1961 : l’édification du « mur de la honte »

La chute du mur de Berlin

Publié le 21/10/09Modifié le 07/10/19

Sur le même sujet

Alors que la ville de Berlin est divisée en deux, les habitants est-allemands fuient en masse vers l'Ouest. Pour contrer cet exode vers Berlin-Ouest, les autorités soviétiques durcissent les moyens : les éléments d’un mur commencent très vite à être érigés et tous les points de passage sont condamnés...

Comment s'est construit le mur de Berlin ?

Au mois d'août, la crise de Berlin trouve un tragique épilogue. Pour stopper l'hémorragie de 53 000 personnes par mois qui passent à l'Ouest, les autorités est-allemandes décident d'employer les grands moyens. Les voies de communication sont coupées. On déroule des kilomètres de barbelés le long de la frontière entre les 2 zones. Puis, à la stupeur générale, les premiers éléments bétonnés d'un mur se dressent. La porte de Brandebourg est sous haute surveillance. Tous les points de passage interzones sont fermés. Désormais, nulle ne peut se rendre de l'autre côté.

« Le mur de la honte »

A l'Ouest, on manifeste partout son opposition contre ce qu'on appelle déjà « le mur de la honte ». Devant ces éléments de béton préfabriqués et la rapidité de l'édification, il ne fait pas de doute que le coup était préparé à l'avance. Pierre après pierre, les portes, les fenêtres, les rues sont cimentées. Les Berlinois, médusés, assistent à la construction de cet insurmontable obstacle qui va définitivement couper l'Allemagne en deux.
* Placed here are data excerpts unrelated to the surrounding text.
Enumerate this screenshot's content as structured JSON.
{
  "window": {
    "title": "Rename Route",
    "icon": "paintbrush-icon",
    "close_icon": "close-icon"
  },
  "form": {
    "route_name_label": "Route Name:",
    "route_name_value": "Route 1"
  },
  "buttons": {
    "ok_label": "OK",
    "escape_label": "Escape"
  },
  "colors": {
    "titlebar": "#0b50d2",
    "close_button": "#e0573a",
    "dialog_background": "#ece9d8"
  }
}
Un nombre incalculable de familles sont séparées. De l'autre côté, au vent de panique des premières heures succède l'espoir des habitants devant le mouvement des troupes américaines. Immédiatement, les chars prennent position devant la frontière. Les effectifs sont renforcés. Mais la note de protestation faisant acte de violation du statut de la ville est rejetée par Moscou. 

L'impuissance du bloc occidental

Le 21 août, soit une semaine après le début de la construction, Lyndon Johnson, vice-président des Etats-Unis, vient porter à Berlin un message de Kennedy : « Jamais vous ne serez abandonnés. » Pourtant, à Paris, en fin d'année, Adenauer et de Gaulle se rendent à l'évidence. Les Occidentaux sont restés totalement impuissants devant la fermeté de Moscou. Berlin reste coupée par un mur.

Sur place, les sentinelles montent bonne garde. Elles ont ordre de tirer à vue sur qui tenterait de s'enfuir. Les VoPos, les policiers de la RDA, font face aux policiers de la RFA. Toute la zone autour du mur est rasée, pour en faire un no man's land où on peut repérer plus facilement les fuyards. Côté Ouest, on insulte, on provoque, on jure vengeance malgré la riposte de la police est-allemande. Mais dans quelques endroits, le mur est encore peu surveillé. Certains font leur choix à la dernière minute et décident de retrouver un parent, un ami ou tout simplement la liberté. Des évasions spectaculaires sont filmées, livrant au monde des images que l'histoire n'oubliera jamais, comme ce VoPo, un policier est-allemand, qui abandonne son fusil et saute vers un autre monde.